La narrazione si fa così plurivocale: accanto a Baldini, ritroviamo Togliatti (la compagna), Battaglia (la figlia), la nonna Carmela, la città di Parma. Ma anche Puškin, Achmatova, Tolstoj, Dante, Pavese. È un romanzo “a circonvallazione”, come lo ha definito Vivian Lamarque, eccessivo e intimo, caotico e preciso. «Una biografia particolarissima che è insieme un viaggio filologico nei testi di Baldini e un’autobiografia emotiva» scrive la Rivista Blam. E Nori stesso, con disarmante semplicità, spiega così la sua vocazione: “ho trovato il coraggio di provare a vedere se riuscivo a far diventare la mia passione, la letteratura, il mio mestiere”.

Il tratto distintivo del romanzo è la sua forma ibrida: una sinfonia di frammenti che si rincorrono, si richiamano, si contraddicono. La prosa è colloquiale, sincopata, punteggiata di sospensioni. «È quello che bisogna mettere nei romanzi: le cose che non si raccontano, che non si dicono» scrive Nori, citando anche la Lattanzi. La “coglionaggine”, come la chiama con ironia (riprendendo Baldini), diventa allora cifra stilistica e poetica.
C’è, in questo libro, un desiderio struggente di letteratura che non diventa mai retorico. Baldini e Nori, apparentemente distanti, si incontrano nel linguaggio delle cose piccole. Come scrive Nori: «i grandi autori che mi piacciono, mi fanno vedere le cose che sono in casa mia come se le vedessi per la prima volta, non rendono visibile l’invisibile, rendono visibile il visibile».

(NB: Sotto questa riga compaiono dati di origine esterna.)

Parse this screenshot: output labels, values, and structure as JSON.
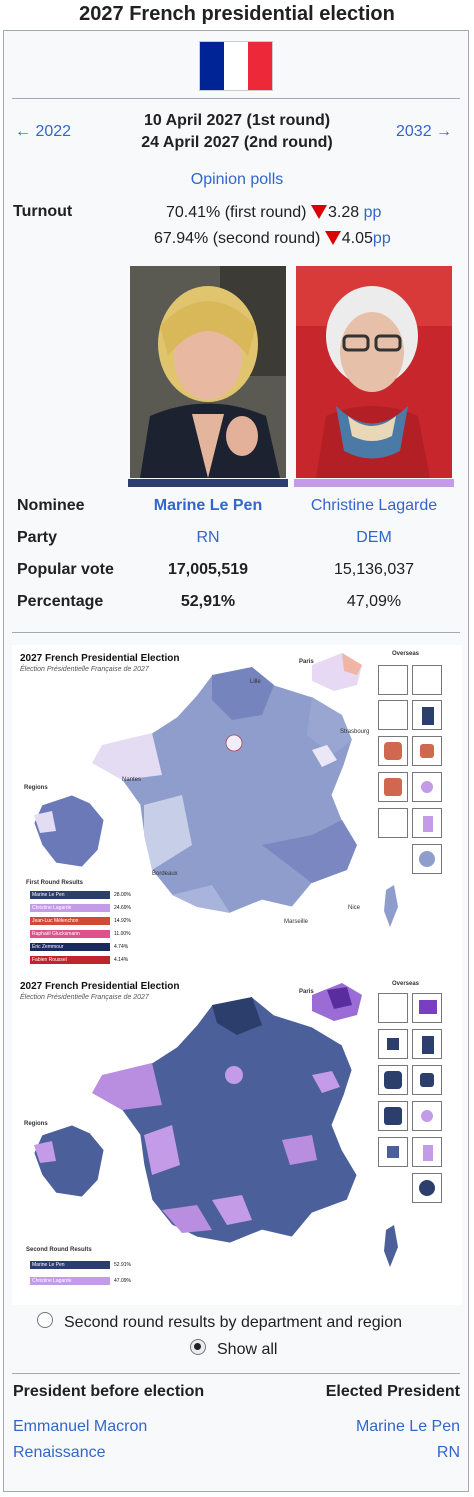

Perché leggere questo libro? Perché Chiudo la porta e urlo è un atto d’amore verso la poesia e verso le vite vissute sottovoce. È un inno alla marginalità, all’ironia, alla malinconia che diventa resistenza. È un testo da leggere e da ascoltare, capace di far ridere, commuovere e pensare. Nori ci prende per mano e ci accompagna nella sua casa piena di parole, dove Baldini siede in silenzio, con il suo dialetto che diventa lingua madre per tutti.
Nato a Parma nel 1963, laureato in letteratura russa, Nori è scrittore, traduttore, saggista. Ha pubblicato romanzi come Bassotuba non c’è (1999), Si chiama Francesca, questo romanzo (2002), I malcontenti (2010), Sanguina ancora (2021), Vi avverto che vivo per l’ultima volta (2023). Ha tradotto opere di Puškin, Gogol’, Dostoevskij, Čechov e molti altri. Con Chiudo la porta e urlo completa idealmente una trilogia dedicata agli autori che ama: Dostoevskij, Achmatova, Baldini. Un’ode a chi scrive “come se scrivere fosse vivere”.